In the Matter of Cheung

Board of Immigration AppealsJun 23, 1966
11 I&N Dec. 689 (B.I.A. 1966)

A-15901019

Decided by Board June 23, 1966

Motion to reopen deportation proceedings to permit application for classification as a refugee under the proviso to section 203(a)(7), Immigration and Nationality Act, as amended by P.L. 89-236, and for adjustment of status pursuant to section 245 of the Act, is denied since a record of permanent residence as a refugee under section 203(a)(7) can be created only in accordance with the procedures established for section 245 and respondent, a crewman, is statutorily ineligible for the benefits of section 245.

CHARGE:

Order: Act of 1952 — Section 241(a)(2) [ 8 U.S.C. 1251(a)(2)] — Nonimmigrant crewman — Remained longer than permitted.


Respondent, a 36-year-old married male, native and citizen of China, admitted on August 27, 1963 as a nonimmigrant crewman, has remained longer than authorized.
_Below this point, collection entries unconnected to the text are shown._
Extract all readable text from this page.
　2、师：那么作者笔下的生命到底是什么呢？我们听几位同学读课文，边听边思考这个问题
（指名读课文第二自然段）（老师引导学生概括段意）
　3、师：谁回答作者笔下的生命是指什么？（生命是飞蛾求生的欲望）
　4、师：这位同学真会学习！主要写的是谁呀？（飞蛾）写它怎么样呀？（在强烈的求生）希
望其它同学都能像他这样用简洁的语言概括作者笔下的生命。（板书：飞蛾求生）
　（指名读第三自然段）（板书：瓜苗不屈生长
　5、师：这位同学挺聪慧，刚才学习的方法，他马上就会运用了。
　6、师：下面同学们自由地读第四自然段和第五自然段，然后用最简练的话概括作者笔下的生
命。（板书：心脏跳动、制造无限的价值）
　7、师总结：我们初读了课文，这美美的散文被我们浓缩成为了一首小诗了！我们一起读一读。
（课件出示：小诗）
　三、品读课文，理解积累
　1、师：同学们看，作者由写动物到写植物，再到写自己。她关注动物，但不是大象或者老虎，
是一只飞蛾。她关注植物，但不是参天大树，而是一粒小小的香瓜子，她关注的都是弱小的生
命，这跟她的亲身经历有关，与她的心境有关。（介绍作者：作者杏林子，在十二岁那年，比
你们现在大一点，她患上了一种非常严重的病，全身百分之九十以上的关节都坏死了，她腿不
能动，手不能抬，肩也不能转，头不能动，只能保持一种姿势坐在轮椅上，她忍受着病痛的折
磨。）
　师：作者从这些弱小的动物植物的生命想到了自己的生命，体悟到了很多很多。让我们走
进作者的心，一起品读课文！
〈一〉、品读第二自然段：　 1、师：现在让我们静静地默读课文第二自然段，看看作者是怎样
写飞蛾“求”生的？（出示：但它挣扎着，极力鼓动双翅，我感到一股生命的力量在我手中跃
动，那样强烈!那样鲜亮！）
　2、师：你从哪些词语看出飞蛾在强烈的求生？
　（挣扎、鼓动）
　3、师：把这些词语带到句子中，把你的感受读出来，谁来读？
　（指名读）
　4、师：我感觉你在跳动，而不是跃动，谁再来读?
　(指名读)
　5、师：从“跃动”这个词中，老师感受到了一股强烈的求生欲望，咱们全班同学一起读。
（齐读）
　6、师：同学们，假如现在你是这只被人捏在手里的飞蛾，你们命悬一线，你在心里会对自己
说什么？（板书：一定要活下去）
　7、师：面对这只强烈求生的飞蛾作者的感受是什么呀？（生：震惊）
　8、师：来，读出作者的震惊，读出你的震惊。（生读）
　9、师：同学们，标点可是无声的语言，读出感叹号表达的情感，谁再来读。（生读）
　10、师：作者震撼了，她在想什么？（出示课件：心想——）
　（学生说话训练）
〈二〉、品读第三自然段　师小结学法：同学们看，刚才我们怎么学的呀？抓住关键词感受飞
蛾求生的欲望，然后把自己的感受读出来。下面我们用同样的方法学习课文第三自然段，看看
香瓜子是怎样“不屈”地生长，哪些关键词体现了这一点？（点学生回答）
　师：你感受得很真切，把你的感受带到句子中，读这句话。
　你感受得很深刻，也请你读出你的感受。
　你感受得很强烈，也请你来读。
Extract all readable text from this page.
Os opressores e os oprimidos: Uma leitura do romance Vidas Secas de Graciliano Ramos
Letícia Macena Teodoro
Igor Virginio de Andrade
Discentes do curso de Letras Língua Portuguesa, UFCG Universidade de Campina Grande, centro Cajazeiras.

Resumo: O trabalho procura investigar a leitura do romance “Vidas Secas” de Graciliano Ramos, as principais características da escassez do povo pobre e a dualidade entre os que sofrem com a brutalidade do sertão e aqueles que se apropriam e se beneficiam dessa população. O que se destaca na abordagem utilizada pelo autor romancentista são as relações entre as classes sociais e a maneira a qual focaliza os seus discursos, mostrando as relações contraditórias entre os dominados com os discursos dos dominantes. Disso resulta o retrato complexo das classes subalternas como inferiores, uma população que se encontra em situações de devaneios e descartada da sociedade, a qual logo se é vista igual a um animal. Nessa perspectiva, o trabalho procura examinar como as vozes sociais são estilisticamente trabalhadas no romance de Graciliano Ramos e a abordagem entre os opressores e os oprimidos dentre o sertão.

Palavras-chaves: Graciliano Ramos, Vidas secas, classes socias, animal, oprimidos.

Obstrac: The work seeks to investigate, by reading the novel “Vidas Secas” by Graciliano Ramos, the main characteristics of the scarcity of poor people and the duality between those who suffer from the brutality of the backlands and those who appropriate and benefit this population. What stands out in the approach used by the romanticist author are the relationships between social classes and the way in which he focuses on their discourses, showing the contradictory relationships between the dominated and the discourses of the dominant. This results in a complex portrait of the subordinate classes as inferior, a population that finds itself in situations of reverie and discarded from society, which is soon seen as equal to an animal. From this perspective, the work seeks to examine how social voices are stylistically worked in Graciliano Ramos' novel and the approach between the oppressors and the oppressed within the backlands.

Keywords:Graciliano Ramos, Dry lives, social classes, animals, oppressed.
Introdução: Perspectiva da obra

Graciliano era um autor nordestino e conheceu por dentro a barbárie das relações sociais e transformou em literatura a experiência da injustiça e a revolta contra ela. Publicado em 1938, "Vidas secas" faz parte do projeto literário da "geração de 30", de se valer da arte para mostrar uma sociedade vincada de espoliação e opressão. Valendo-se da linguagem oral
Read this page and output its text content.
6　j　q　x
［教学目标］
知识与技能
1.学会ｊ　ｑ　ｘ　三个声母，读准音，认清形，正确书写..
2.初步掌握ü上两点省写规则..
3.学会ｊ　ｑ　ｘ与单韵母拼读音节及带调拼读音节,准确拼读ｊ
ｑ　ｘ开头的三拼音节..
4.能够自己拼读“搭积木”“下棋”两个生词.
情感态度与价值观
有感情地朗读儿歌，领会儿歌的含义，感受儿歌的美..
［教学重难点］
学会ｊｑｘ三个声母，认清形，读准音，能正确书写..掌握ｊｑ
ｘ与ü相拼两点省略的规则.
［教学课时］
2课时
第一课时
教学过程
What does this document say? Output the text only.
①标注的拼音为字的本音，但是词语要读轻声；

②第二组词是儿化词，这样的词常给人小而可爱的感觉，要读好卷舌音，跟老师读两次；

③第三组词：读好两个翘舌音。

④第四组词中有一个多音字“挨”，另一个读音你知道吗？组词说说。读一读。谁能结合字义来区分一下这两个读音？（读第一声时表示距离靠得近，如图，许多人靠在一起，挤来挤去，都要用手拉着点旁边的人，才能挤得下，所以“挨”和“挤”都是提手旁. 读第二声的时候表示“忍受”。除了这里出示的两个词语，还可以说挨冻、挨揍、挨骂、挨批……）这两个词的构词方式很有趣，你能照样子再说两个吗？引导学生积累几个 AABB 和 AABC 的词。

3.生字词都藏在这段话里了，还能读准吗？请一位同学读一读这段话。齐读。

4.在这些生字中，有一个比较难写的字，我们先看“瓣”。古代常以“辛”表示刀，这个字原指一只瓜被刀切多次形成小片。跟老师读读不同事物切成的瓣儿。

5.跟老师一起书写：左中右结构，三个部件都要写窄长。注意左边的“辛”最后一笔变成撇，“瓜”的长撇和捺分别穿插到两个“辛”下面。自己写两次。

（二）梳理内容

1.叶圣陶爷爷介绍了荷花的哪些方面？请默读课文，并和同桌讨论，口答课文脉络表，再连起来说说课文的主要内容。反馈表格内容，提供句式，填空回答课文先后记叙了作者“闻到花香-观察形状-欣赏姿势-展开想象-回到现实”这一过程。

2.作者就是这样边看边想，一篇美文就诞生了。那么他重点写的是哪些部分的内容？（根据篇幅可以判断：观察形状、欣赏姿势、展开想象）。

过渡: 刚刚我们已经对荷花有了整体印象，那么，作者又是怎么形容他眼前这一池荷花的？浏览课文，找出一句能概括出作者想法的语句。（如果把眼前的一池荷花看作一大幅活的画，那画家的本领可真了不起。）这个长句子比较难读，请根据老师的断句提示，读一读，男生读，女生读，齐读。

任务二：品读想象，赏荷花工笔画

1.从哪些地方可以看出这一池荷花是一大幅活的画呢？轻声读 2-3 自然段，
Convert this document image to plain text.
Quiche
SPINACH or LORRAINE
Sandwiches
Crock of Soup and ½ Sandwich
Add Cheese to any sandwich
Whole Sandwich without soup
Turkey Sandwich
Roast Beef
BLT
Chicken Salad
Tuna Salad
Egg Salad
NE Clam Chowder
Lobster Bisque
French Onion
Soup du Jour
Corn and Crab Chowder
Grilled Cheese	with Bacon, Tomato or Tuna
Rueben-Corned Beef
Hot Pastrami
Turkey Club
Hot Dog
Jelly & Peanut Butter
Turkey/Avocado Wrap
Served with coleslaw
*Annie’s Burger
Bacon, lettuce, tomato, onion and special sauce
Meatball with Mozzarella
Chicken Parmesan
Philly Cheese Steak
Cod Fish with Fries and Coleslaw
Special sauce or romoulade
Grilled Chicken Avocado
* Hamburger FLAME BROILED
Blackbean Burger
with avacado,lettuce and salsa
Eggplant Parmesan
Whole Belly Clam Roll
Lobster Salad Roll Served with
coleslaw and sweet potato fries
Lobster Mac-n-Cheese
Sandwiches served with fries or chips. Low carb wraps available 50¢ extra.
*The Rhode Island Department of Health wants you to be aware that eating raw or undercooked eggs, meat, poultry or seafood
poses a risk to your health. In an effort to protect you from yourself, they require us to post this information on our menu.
On January 27, 1964 he was found deportable on the ground stated in the caption and granted voluntary departure. On March 11, 1966, after the time granted to him for departure had expired, respondent submitted a motion to the special inquiry officer to reopen proceedings. Appeal from the special inquiry officer's denial (March 15, 1966) is now before us.

The respondent sought reopening of proceedings so that he could establish that he was a refugee under section 203(a)(7) of the Act. Submitted with the motion was an application for classification as a refugee and an application for status as a permanent resident under section 245 of the Act. In denying the application, the special inquiry officer ruled that a record of permanent residence as a refugee could be created under section 203(a)(7) of the Act only under the procedures established for section 245 of the Act, that section 245 of the Act makes a seaman ineligible for adjustment of status, and that the respondent, therefore, cannot receive an adjustment as a refugee. Counsel's contention is that a refugee in the United States should be permitted to adjust his status under section 203(a) (7) of the Act without regard to the qualifications set up for an applicant under section 245 of the Act.

We are bound by the regulation. It requires an applicant for refugee status to meet the requirements of 8 CFR 245 (see Tai Mui v. Esperdy, U.S.D.C., S.D.N.Y., 66 Civ. 316, May 4, 1966, appeal noted). Respondent is not eligible under section 245 of the Act. The appeal must be dismissed.

ORDER: It is ordered that the appeal be and the same is hereby dismissed.